Выбрать главу

    Вот, собственно, на этом мое детское везение и закончилось.
    Я рос непростым ребенком, болезненным и нелюдимым, к тому же с подозрением на аутизм. Диагноз с годами не подтвердился, хотя я и сейчас иногда сомневаюсь, что не страдаю легкой формой этого заболевания. Сколько я себя помню, главным моим стремлением было «уйти в себя» и остаться там навсегда. В моей голове теснились удивительные, наполненные радостью миры, в которых в помине не было детей-сирот и таких же обездоленных бездомных собак.
    В то время единственным моим товарищем был Дружок - смешной, лохматый черный пес, немного похожий на скотч-терьера. Когда-то был еще друг Валька, но его несколько лет назад усыновили, и с тех пор мы не виделись. Наверное, он боялся появляться здесь, чтобы не накликать возвращение в детдом.
    Я его не осуждал, меня и самого два раза брали «напрокат»… В первый раз еще совсем маленьким и это я помню смутно, а во второй – в уже вполне сознательном возрасте.

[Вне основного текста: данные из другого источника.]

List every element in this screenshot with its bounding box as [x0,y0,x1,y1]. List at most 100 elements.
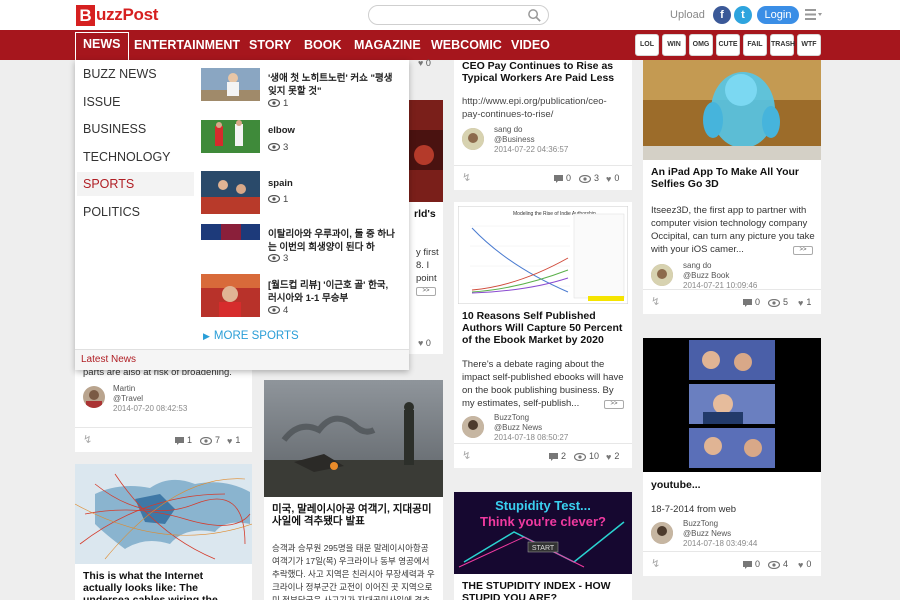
article-views: 1 [268,194,288,205]
nav-video[interactable]: VIDEO [511,30,550,60]
avatar[interactable] [83,386,105,408]
category-technology[interactable]: TECHNOLOGY [83,145,195,169]
share-icon[interactable]: ↯ [651,295,660,308]
article-title[interactable]: elbow [268,124,398,137]
post-card[interactable]: This is what the Internet actually looks… [75,464,252,600]
like-count[interactable]: ♥ 0 [606,173,619,184]
card-footer: ↯ 0 5 ♥ 1 [643,289,821,314]
category-issue[interactable]: ISSUE [83,90,195,114]
login-button[interactable]: Login [757,6,799,24]
badge-wtf[interactable]: WTF [797,34,821,56]
article-title[interactable]: [월드컵 리뷰] '이근호 골' 한국, 러시아와 1-1 무승부 [268,279,398,305]
eye-icon [200,436,212,445]
article-thumbnail[interactable] [201,120,260,153]
post-title[interactable]: CEO Pay Continues to Rise as Typical Wor… [462,60,627,84]
share-icon[interactable]: ↯ [462,449,471,462]
badge-fail[interactable]: FAIL [743,34,767,56]
logo-text: uzzPost [96,5,159,24]
post-title[interactable]: THE STUPIDITY INDEX - HOW STUPID YOU ARE… [462,580,627,600]
post-card[interactable]: youtube... 18-7-2014 from web BuzzTong @B… [643,338,821,576]
search-box[interactable] [368,5,549,25]
like-count[interactable]: ♥ 0 [418,338,431,348]
post-image[interactable]: Modeling the Rise of Indie Authorship [458,206,628,304]
post-author: sang do @Buzz Book 2014-07-21 10:09:46 [683,261,758,290]
badge-cute[interactable]: CUTE [716,34,740,56]
nav-news[interactable]: NEWS [75,32,129,62]
latest-news-header[interactable]: Latest News [75,349,409,370]
post-image[interactable] [264,380,443,497]
post-title[interactable]: youtube... [651,479,701,491]
comment-count[interactable]: 1 [175,435,192,445]
like-count[interactable]: ♥ 2 [606,451,619,462]
post-card[interactable]: parts are also at risk of broadening. Ma… [75,360,252,452]
badge-omg[interactable]: OMG [689,34,713,56]
nav-magazine[interactable]: MAGAZINE [354,30,421,60]
article-title[interactable]: '생애 첫 노히트노런' 커쇼 "평생 잊지 못할 것" [268,72,398,98]
nav-book[interactable]: BOOK [304,30,342,60]
avatar[interactable] [462,416,484,438]
post-title[interactable]: 미국, 말레이시아공 여객기, 지대공미사일에 격추됐다 발표 [272,503,437,527]
share-icon[interactable]: ↯ [83,433,92,446]
eye-icon [268,99,280,108]
article-thumbnail[interactable] [201,224,260,240]
search-icon[interactable] [527,8,542,23]
badge-win[interactable]: WIN [662,34,686,56]
upload-link[interactable]: Upload [670,9,705,21]
share-icon[interactable]: ↯ [462,171,471,184]
triangle-right-icon: ▶ [203,331,210,341]
comment-count[interactable]: 0 [743,297,760,307]
share-icon[interactable]: ↯ [651,557,660,570]
post-image[interactable] [643,60,821,160]
post-card[interactable]: Stupidity Test... Think you're clever? S… [454,492,632,600]
article-thumbnail[interactable] [201,68,260,101]
avatar[interactable] [651,522,673,544]
post-title[interactable]: An iPad App To Make All Your Selfies Go … [651,166,816,190]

    Первым приемным родителям не понравилась моя болезненность, вторым – замкнутость. Они так и не поняли, что мне попросту требовалось время, чтобы вернуться из своих придуманных миров и обосноваться в этом. Так или иначе, из очередной затеи ничего не вышло, зато вскоре по возвращении в «родные пенаты», я встретил Дружка и посчитал это настоящим чудом. Не найдя понимания среди сверстников, я остро нуждался именно в таком друге – надежном, преданном и верном…
    
    - Ешь, Дружок, ешь, - я разложил на старой газете половину своего обеда и куски серого хлеба, собранные в столовой, - а я пока нарисую наш поход в лес. В тот самый, за рекой, что рядом с нашим домом… Ну, ты помнишь, мы сто раз катались по ней на лодке! Не вкусно тебе?.. – глядя, как Дружок примеряется к объедкам, я сочувственно вздохнул. – Да, это тебе не пирожки с котлетами, которыми кормила нас мама… Ну… ничего не поделаешь. В лесу хорошо, смотри, как солнечно! Ландышами пахнет… - Я посмотрел на низкие сизые тучи, закрывающие полнеба, оглянулся на мартовскую слякоть вокруг и, подтянув повыше воротник старой куртейки, уткнулся в альбом. – Нет, Дружок, мы не будем охотиться на зверей, конечно, нет! Мы будем с ними дружить. Им ведь тоже несладко живется… А в нашем мире не должно быть кому-то плохо. Это неправильно, - твердо сказал я, и на альбомный лист прыгнул оранжевохвостый пушистый зверек, похожий на белку. Пышная сосновая лапа, зеленая-презеленая в солнечных лучах, закачалась и замерла. С широкого листа лопуха жемчужинами скатились сияющие капли росы…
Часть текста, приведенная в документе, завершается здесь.